The voice was Amara's gift. The gift was not chosen but given — given by the work, by the profession, by the booth, by the particular arrangement of glass and microphone and headphones that made the translation possible. The gift was the bridge. The gift was the not-breaking. The gift was the neutrality that was a fiction and that was necessary and that kept the booth from being a cage and that kept the testimony crossing and that kept the family members hearing and that kept the court functioning and that kept the justice — imperfect, approximate, conducted through translation — possible.

Amara sat in the library. The afternoon light was October light — low, golden, the light of the Dutch autumn, the light that entered rooms at a sharp angle and illuminated surfaces with a warmth that contradicted the cold outside, the warmth the light's gift, the gift temporary, the gift the particular grace of northern light in autumn.

She thought about returning to the gallery. Not during a session — the booth's schedule did not permit gallery visits during proceedings, and the gallery during proceedings was the family members' space, not the interpreter's space. But during the recess, during the deliberation, she thought about sitting in one of the gallery seats, about putting on the headphones, about hearing the silence through the headphones, the silence the absence of the proceedings, the absence the deliberation's condition, the deliberation conducted in the judges' chambers, behind closed doors, the silence the gallery's condition during the waiting.

She did not go to the gallery. She sat in the library and she thought about going and she did not go, because the going would have been a crossing of a boundary, the boundary between the booth and the gallery, between the interpreter's space and the family members' space, between the voice and the ear, and the boundary was the booth's architecture, the architecture that kept the interpreter separate from the courtroom, the separation the condition of the neutrality, the neutrality the fiction, the fiction the mercy.

She sat in the library until the light changed. The golden light faded. The afternoon became evening. The October evening arrived with its early darkness, the darkness of the Dutch autumn, the darkness that came at five o'clock and that deepened until eight the next morning, the darkness the season's weight.

She stood. She left the library. She walked the corridor. She left the building. She walked to the tram stop. She went home.

In her flat, she stood at the kitchen window. She looked at the street below. She thought about the woman in the green dress. She thought about the headphones on the woman's head. She thought about the voice in the headphones — her voice, relayed, translated, the voice that carried the testimony from Lingala to English to French, the voice that the woman heard without knowing whose voice it was.

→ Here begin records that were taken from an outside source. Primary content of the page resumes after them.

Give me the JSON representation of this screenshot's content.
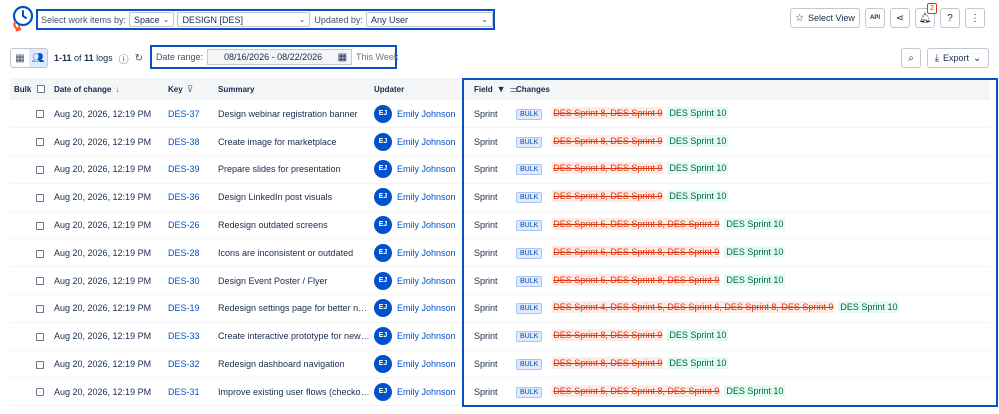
{
  "filters": {
    "work_items_label": "Select work items by:",
    "space_value": "Space",
    "project_value": "DESIGN [DES]",
    "updated_by_label": "Updated by:",
    "updated_by_value": "Any User"
  },
  "header_actions": {
    "select_view_label": "Select View",
    "api_label": "API",
    "notification_count": "2"
  },
  "toolbar": {
    "range_start": "1-11",
    "of_text": "of",
    "total": "11",
    "logs_text": "logs",
    "date_range_label": "Date range:",
    "date_range_value": "08/16/2026 - 08/22/2026",
    "date_preset": "This Week",
    "export_label": "Export"
  },
  "table": {
    "columns": [
      "Bulk",
      "Date of change",
      "Key",
      "Summary",
      "Updater",
      "Field",
      "Changes"
    ],
    "bulk_tag": "BULK",
    "rows": [
      {
        "date": "Aug 20, 2026, 12:19 PM",
        "key": "DES-37",
        "summary": "Design webinar registration banner",
        "initials": "EJ",
        "updater": "Emily Johnson",
        "field": "Sprint",
        "old": "DES Sprint 8, DES Sprint 9",
        "new": "DES Sprint 10"
      },
      {
        "date": "Aug 20, 2026, 12:19 PM",
        "key": "DES-38",
        "summary": "Create image for marketplace",
        "initials": "EJ",
        "updater": "Emily Johnson",
        "field": "Sprint",
        "old": "DES Sprint 8, DES Sprint 9",
        "new": "DES Sprint 10"
      },
      {
        "date": "Aug 20, 2026, 12:19 PM",
        "key": "DES-39",
        "summary": "Prepare slides for presentation",
        "initials": "EJ",
        "updater": "Emily Johnson",
        "field": "Sprint",
        "old": "DES Sprint 8, DES Sprint 9",
        "new": "DES Sprint 10"
      },
      {
        "date": "Aug 20, 2026, 12:19 PM",
        "key": "DES-36",
        "summary": "Design LinkedIn post visuals",
        "initials": "EJ",
        "updater": "Emily Johnson",
        "field": "Sprint",
        "old": "DES Sprint 8, DES Sprint 9",
        "new": "DES Sprint 10"
      },
      {
        "date": "Aug 20, 2026, 12:19 PM",
        "key": "DES-26",
        "summary": "Redesign outdated screens",
        "initials": "EJ",
        "updater": "Emily Johnson",
        "field": "Sprint",
        "old": "DES Sprint 6, DES Sprint 8, DES Sprint 9",
        "new": "DES Sprint 10"
      },
      {
        "date": "Aug 20, 2026, 12:19 PM",
        "key": "DES-28",
        "summary": "Icons are inconsistent or outdated",
        "initials": "EJ",
        "updater": "Emily Johnson",
        "field": "Sprint",
        "old": "DES Sprint 6, DES Sprint 8, DES Sprint 9",
        "new": "DES Sprint 10"
      },
      {
        "date": "Aug 20, 2026, 12:19 PM",
        "key": "DES-30",
        "summary": "Design Event Poster / Flyer",
        "initials": "EJ",
        "updater": "Emily Johnson",
        "field": "Sprint",
        "old": "DES Sprint 6, DES Sprint 8, DES Sprint 9",
        "new": "DES Sprint 10"
      },
      {
        "date": "Aug 20, 2026, 12:19 PM",
        "key": "DES-19",
        "summary": "Redesign settings page for better nav...",
        "initials": "EJ",
        "updater": "Emily Johnson",
        "field": "Sprint",
        "old": "DES Sprint 4, DES Sprint 5, DES Sprint 6, DES Sprint 8, DES Sprint 9",
        "new": "DES Sprint 10"
      },
      {
        "date": "Aug 20, 2026, 12:19 PM",
        "key": "DES-33",
        "summary": "Create interactive prototype for new f...",
        "initials": "EJ",
        "updater": "Emily Johnson",
        "field": "Sprint",
        "old": "DES Sprint 8, DES Sprint 9",
        "new": "DES Sprint 10"
      },
      {
        "date": "Aug 20, 2026, 12:19 PM",
        "key": "DES-32",
        "summary": "Redesign dashboard navigation",
        "initials": "EJ",
        "updater": "Emily Johnson",
        "field": "Sprint",
        "old": "DES Sprint 8, DES Sprint 9",
        "new": "DES Sprint 10"
      },
      {
        "date": "Aug 20, 2026, 12:19 PM",
        "key": "DES-31",
        "summary": "Improve existing user flows (checkou...",
        "initials": "EJ",
        "updater": "Emily Johnson",
        "field": "Sprint",
        "old": "DES Sprint 5, DES Sprint 8, DES Sprint 9",
        "new": "DES Sprint 10"
      }
    ]
  }
}
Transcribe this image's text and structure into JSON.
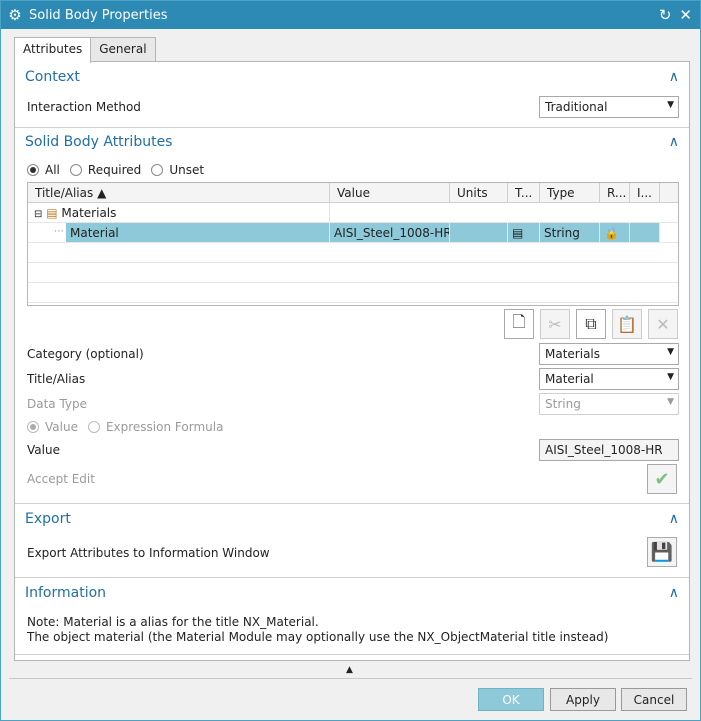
{
  "window": {
    "title": "Solid Body Properties"
  },
  "tabs": [
    {
      "label": "Attributes"
    },
    {
      "label": "General"
    }
  ],
  "context": {
    "header": "Context",
    "interaction_label": "Interaction Method",
    "interaction_value": "Traditional"
  },
  "attributes": {
    "header": "Solid Body Attributes",
    "filter": {
      "all": "All",
      "required": "Required",
      "unset": "Unset",
      "selected": "All"
    },
    "table": {
      "columns": [
        "Title/Alias",
        "Value",
        "Units",
        "T...",
        "Type",
        "R...",
        "I..."
      ],
      "group": "Materials",
      "row": {
        "title": "Material",
        "value": "AISI_Steel_1008-HR",
        "units": "",
        "type": "String"
      }
    },
    "category_label": "Category (optional)",
    "category_value": "Materials",
    "title_label": "Title/Alias",
    "title_value": "Material",
    "datatype_label": "Data Type",
    "datatype_value": "String",
    "mode": {
      "value": "Value",
      "formula": "Expression Formula"
    },
    "value_label": "Value",
    "value_value": "AISI_Steel_1008-HR",
    "accept_label": "Accept Edit"
  },
  "export": {
    "header": "Export",
    "label": "Export Attributes to Information Window"
  },
  "information": {
    "header": "Information",
    "line1": "Note: Material is a alias for the title NX_Material.",
    "line2": "The object material (the Material Module may optionally use the NX_ObjectMaterial title instead)"
  },
  "buttons": {
    "ok": "OK",
    "apply": "Apply",
    "cancel": "Cancel"
  }
}
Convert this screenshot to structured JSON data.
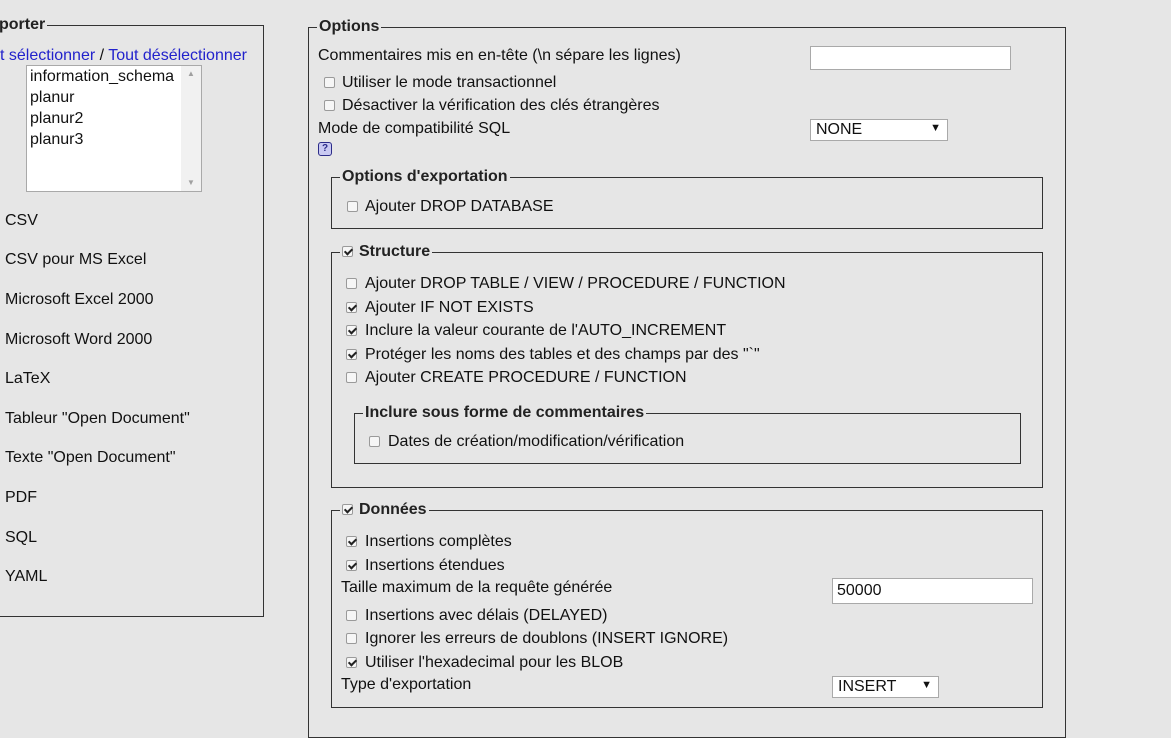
{
  "left": {
    "legend": "porter",
    "select_all": "t sélectionner",
    "separator": " / ",
    "deselect_all": "Tout désélectionner",
    "databases": [
      "information_schema",
      "planur",
      "planur2",
      "planur3"
    ],
    "formats": [
      "CSV",
      "CSV pour MS Excel",
      "Microsoft Excel 2000",
      "Microsoft Word 2000",
      "LaTeX",
      "Tableur \"Open Document\"",
      "Texte \"Open Document\"",
      "PDF",
      "SQL",
      "YAML"
    ]
  },
  "options": {
    "legend": "Options",
    "header_comment_label": "Commentaires mis en en-tête (\\n sépare les lignes)",
    "header_comment_value": "",
    "use_transaction": "Utiliser le mode transactionnel",
    "disable_fk": "Désactiver la vérification des clés étrangères",
    "compat_label": "Mode de compatibilité SQL",
    "compat_value": "NONE",
    "help": "?"
  },
  "export_options": {
    "legend": "Options d'exportation",
    "drop_database": "Ajouter DROP DATABASE"
  },
  "structure": {
    "legend": "Structure",
    "checked": true,
    "items": [
      {
        "label": "Ajouter DROP TABLE / VIEW / PROCEDURE / FUNCTION",
        "checked": false
      },
      {
        "label": "Ajouter IF NOT EXISTS",
        "checked": true
      },
      {
        "label": "Inclure la valeur courante de l'AUTO_INCREMENT",
        "checked": true
      },
      {
        "label": "Protéger les noms des tables et des champs par des \"`\"",
        "checked": true
      },
      {
        "label": "Ajouter CREATE PROCEDURE / FUNCTION",
        "checked": false
      }
    ],
    "comments_legend": "Inclure sous forme de commentaires",
    "dates_label": "Dates de création/modification/vérification"
  },
  "data": {
    "legend": "Données",
    "checked": true,
    "complete_inserts": "Insertions complètes",
    "extended_inserts": "Insertions étendues",
    "max_query_label": "Taille maximum de la requête générée",
    "max_query_value": "50000",
    "delayed": "Insertions avec délais (DELAYED)",
    "ignore": "Ignorer les erreurs de doublons (INSERT IGNORE)",
    "hex_blob": "Utiliser l'hexadecimal pour les BLOB",
    "export_type_label": "Type d'exportation",
    "export_type_value": "INSERT"
  }
}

She thought: I gave her the words. I carried the testimony from the witness's language to the court's language and the court's language reached her headphones and the headphones gave her the words and the words were the testimony and the testimony was the bridge and the bridge was me.

She thought: the bridge is invisible. The family members do not see the bridge. They see only the two sides — the witness on one side, the court on the other. The bridge between them is invisible. I am invisible.

She thought: the invisibility is the work. The invisibility is the gift. The invisibility is the cost.

She stood at the window. The street was dark. The tram passed on its tracks, lit from within, the passengers visible through the tram's windows, the passengers on their way home, the passengers living their lives in a city where the International Criminal Court conducted its proceedings and the interpreters translated the testimony and the family members sat in the gallery and the bridge was invisible and the translator was silent.

The gallery. The headphones. The family. The voice. The not-breaking.

The translator's silence held them all.